We also are asking on the roadmap for people to work with us in lots of other areas. In terms of the sensors themselves, we want to do more detection on the edge. We feel that edge computing with the sensors is obviously a much better solution than what we do now, which has a lot of cloud detection. But if we can move a lot of that work to the actual devices, then I think we’re going to have much smarter networks and less telemetry, which opens up new connectivity options. So, the sensors as well are another area of priority on the road map.
Swapnil Bhartiya: What kind of people would you like to get involved with and how can they get involved?
Andres Meira: So as of today, we’re formally announcing the initiative and I would really invite people to go to OpenEEW.com, where we’ve got a site that outlines some areas that people can get involved with. We’ve tried to consider what type of people would join the project. So you’re going to get seismologists. We have seismologists from Harvard University and from other areas. They’re most interested in the data from what we’ve seen so far. They’re going to be looking at the data sets that we’ve offered and some of them are already looking at machine learning. So there’s many things that they might be looking at. Of course, anyone involved with Python and machine learning, data scientists in general, might also do similar things. Ultimately, you can be agnostic about seismology. It shouldn’t put you off because we’ve tried to abstract it away. We’ve got down to the point where this is really just data.
Then we’ve also identified the engineers and the makers, and we’ve tried to guide them towards the repos, like the sensory posts. We are asking them to help us with the firmware and the hardware. And then we’ve got for your more typical full stack or front end developer, we’ve got some other repos that deal with the actual applications. How does the user get the data? How does the user get the alerts? There’s a lot of work we can be doing there as well.

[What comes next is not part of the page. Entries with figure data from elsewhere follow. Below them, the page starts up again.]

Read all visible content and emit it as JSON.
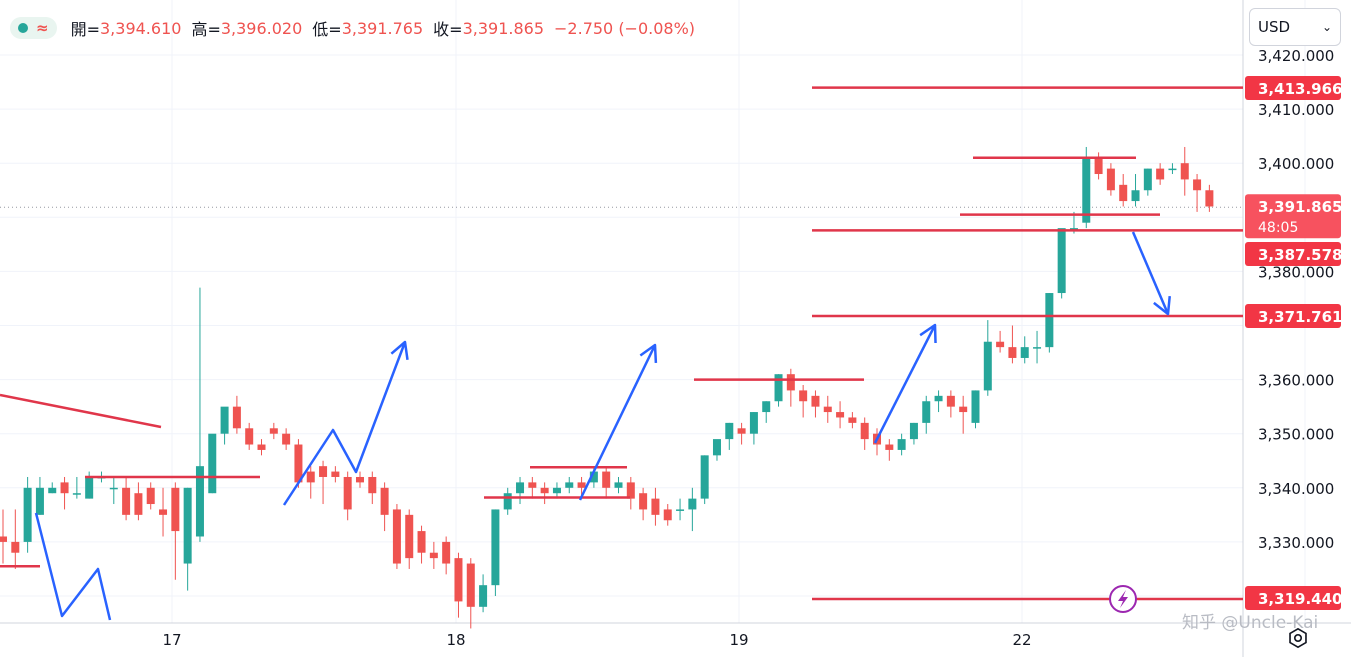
{
  "legend": {
    "status_color": "#26a69a",
    "wave_icon": "≈",
    "open_label": "開=",
    "open": "3,394.610",
    "high_label": "高=",
    "high": "3,396.020",
    "low_label": "低=",
    "low": "3,391.765",
    "close_label": "收=",
    "close": "3,391.865",
    "change": "−2.750 (−0.08%)"
  },
  "currency_select": {
    "value": "USD",
    "icon": "chevron-down-icon"
  },
  "watermark": "知乎 @Uncle-Kai",
  "settings_icon": "gear-icon",
  "chart_data": {
    "type": "candlestick",
    "y_axis": {
      "range": [
        3314,
        3424
      ],
      "ticks": [
        3330,
        3340,
        3350,
        3360,
        3380,
        3400,
        3410,
        3420
      ],
      "tick_labels": [
        "3,330.000",
        "3,340.000",
        "3,350.000",
        "3,360.000",
        "3,380.000",
        "3,400.000",
        "3,410.000",
        "3,420.000"
      ]
    },
    "x_axis": {
      "tick_labels": [
        "17",
        "18",
        "19",
        "22"
      ]
    },
    "candles": [
      [
        3331,
        3336,
        3330,
        3326
      ],
      [
        3330,
        3336,
        3328,
        3325
      ],
      [
        3330,
        3342,
        3340,
        3328
      ],
      [
        3335,
        3342,
        3340,
        3335
      ],
      [
        3339,
        3341,
        3340,
        3339
      ],
      [
        3341,
        3342,
        3339,
        3336
      ],
      [
        3339,
        3342,
        3339,
        3338
      ],
      [
        3338,
        3343,
        3342,
        3338
      ],
      [
        3342,
        3343,
        3342,
        3341
      ],
      [
        3340,
        3342,
        3340,
        3337
      ],
      [
        3340,
        3342,
        3335,
        3334
      ],
      [
        3339,
        3341,
        3335,
        3334
      ],
      [
        3340,
        3341,
        3337,
        3336
      ],
      [
        3336,
        3340,
        3335,
        3331
      ],
      [
        3340,
        3341,
        3332,
        3323
      ],
      [
        3326,
        3340,
        3340,
        3321
      ],
      [
        3331,
        3377,
        3344,
        3330
      ],
      [
        3339,
        3348,
        3350,
        3339
      ],
      [
        3350,
        3353,
        3355,
        3348
      ],
      [
        3355,
        3357,
        3351,
        3350
      ],
      [
        3351,
        3352,
        3348,
        3347
      ],
      [
        3348,
        3349,
        3347,
        3346
      ],
      [
        3351,
        3352,
        3350,
        3349
      ],
      [
        3350,
        3351,
        3348,
        3347
      ],
      [
        3348,
        3349,
        3341,
        3340
      ],
      [
        3343,
        3344,
        3341,
        3338
      ],
      [
        3344,
        3345,
        3342,
        3337
      ],
      [
        3343,
        3344,
        3342,
        3341
      ],
      [
        3342,
        3343,
        3336,
        3334
      ],
      [
        3342,
        3343,
        3341,
        3340
      ],
      [
        3342,
        3343,
        3339,
        3337
      ],
      [
        3340,
        3341,
        3335,
        3332
      ],
      [
        3336,
        3337,
        3326,
        3325
      ],
      [
        3335,
        3336,
        3327,
        3325
      ],
      [
        3332,
        3333,
        3328,
        3326
      ],
      [
        3328,
        3330,
        3327,
        3325
      ],
      [
        3330,
        3331,
        3326,
        3324
      ],
      [
        3327,
        3328,
        3319,
        3316
      ],
      [
        3326,
        3327,
        3318,
        3314
      ],
      [
        3318,
        3324,
        3322,
        3317
      ],
      [
        3322,
        3336,
        3336,
        3320
      ],
      [
        3336,
        3340,
        3339,
        3335
      ],
      [
        3339,
        3342,
        3341,
        3337
      ],
      [
        3341,
        3342,
        3340,
        3338
      ],
      [
        3340,
        3341,
        3339,
        3337
      ],
      [
        3339,
        3341,
        3340,
        3338
      ],
      [
        3340,
        3342,
        3341,
        3339
      ],
      [
        3341,
        3342,
        3340,
        3338
      ],
      [
        3341,
        3344,
        3343,
        3340
      ],
      [
        3343,
        3344,
        3340,
        3338
      ],
      [
        3340,
        3342,
        3341,
        3339
      ],
      [
        3341,
        3342,
        3338,
        3336
      ],
      [
        3339,
        3340,
        3336,
        3334
      ],
      [
        3338,
        3340,
        3335,
        3333
      ],
      [
        3336,
        3337,
        3334,
        3333
      ],
      [
        3336,
        3338,
        3336,
        3334
      ],
      [
        3336,
        3340,
        3338,
        3332
      ],
      [
        3338,
        3346,
        3346,
        3337
      ],
      [
        3346,
        3348,
        3349,
        3345
      ],
      [
        3349,
        3352,
        3352,
        3347
      ],
      [
        3351,
        3352,
        3350,
        3348
      ],
      [
        3350,
        3354,
        3354,
        3348
      ],
      [
        3354,
        3356,
        3356,
        3352
      ],
      [
        3356,
        3361,
        3361,
        3355
      ],
      [
        3361,
        3362,
        3358,
        3355
      ],
      [
        3358,
        3359,
        3356,
        3353
      ],
      [
        3357,
        3358,
        3355,
        3353
      ],
      [
        3355,
        3357,
        3354,
        3352
      ],
      [
        3354,
        3356,
        3353,
        3351
      ],
      [
        3353,
        3354,
        3352,
        3351
      ],
      [
        3352,
        3353,
        3349,
        3347
      ],
      [
        3350,
        3351,
        3348,
        3346
      ],
      [
        3348,
        3349,
        3347,
        3345
      ],
      [
        3347,
        3350,
        3349,
        3346
      ],
      [
        3349,
        3352,
        3352,
        3348
      ],
      [
        3352,
        3357,
        3356,
        3350
      ],
      [
        3356,
        3358,
        3357,
        3354
      ],
      [
        3357,
        3358,
        3355,
        3353
      ],
      [
        3355,
        3357,
        3354,
        3350
      ],
      [
        3352,
        3358,
        3358,
        3351
      ],
      [
        3358,
        3371,
        3367,
        3357
      ],
      [
        3367,
        3369,
        3366,
        3365
      ],
      [
        3366,
        3370,
        3364,
        3363
      ],
      [
        3364,
        3368,
        3366,
        3363
      ],
      [
        3366,
        3369,
        3366,
        3363
      ],
      [
        3366,
        3376,
        3376,
        3365
      ],
      [
        3376,
        3381,
        3388,
        3375
      ],
      [
        3388,
        3391,
        3388,
        3387
      ],
      [
        3389,
        3403,
        3401,
        3388
      ],
      [
        3401,
        3402,
        3398,
        3397
      ],
      [
        3399,
        3400,
        3395,
        3394
      ],
      [
        3396,
        3398,
        3393,
        3392
      ],
      [
        3393,
        3398,
        3395,
        3392
      ],
      [
        3395,
        3399,
        3399,
        3394
      ],
      [
        3399,
        3400,
        3397,
        3396
      ],
      [
        3399,
        3400,
        3399,
        3398
      ],
      [
        3400,
        3403,
        3397,
        3394
      ],
      [
        3397,
        3398,
        3395,
        3391
      ],
      [
        3395,
        3396,
        3392,
        3391
      ]
    ],
    "current_price_line": 3391.865,
    "horizontal_lines": [
      {
        "price": 3413.966,
        "label": "3,413.966"
      },
      {
        "price": 3387.578,
        "label": "3,387.578"
      },
      {
        "price": 3371.761,
        "label": "3,371.761"
      },
      {
        "price": 3319.44,
        "label": "3,319.440"
      },
      {
        "price": 3401
      },
      {
        "price": 3390.5
      },
      {
        "price": 3360
      },
      {
        "price": 3343.8
      },
      {
        "price": 3338.2
      },
      {
        "price": 3342
      },
      {
        "price": 3325.5
      }
    ],
    "price_tags": [
      {
        "label": "3,413.966",
        "color": "#f23645"
      },
      {
        "label": "3,391.865",
        "sub": "48:05",
        "color": "#f7525f"
      },
      {
        "label": "3,387.578",
        "color": "#f23645"
      },
      {
        "label": "3,371.761",
        "color": "#f23645"
      },
      {
        "label": "3,319.440",
        "color": "#f23645"
      }
    ],
    "colors": {
      "up": "#26a69a",
      "down": "#ef5350",
      "level": "#e0364a",
      "arrow": "#2962ff"
    }
  }
}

So, different people might have different interests. Someone might just want to take it all. Maybe someone might want to start a network in the community, but isn’t technical and that’s fine. We have a Slack channel where people can join and people can say, “Hey, I’m in this part of the world and I’m looking for people to help me with the sensors. I can do this part.” Maybe an entrepreneur might want to join and look for the technical people.
So, we’re just open to anybody who is keen on the mission, and they’re welcome to join.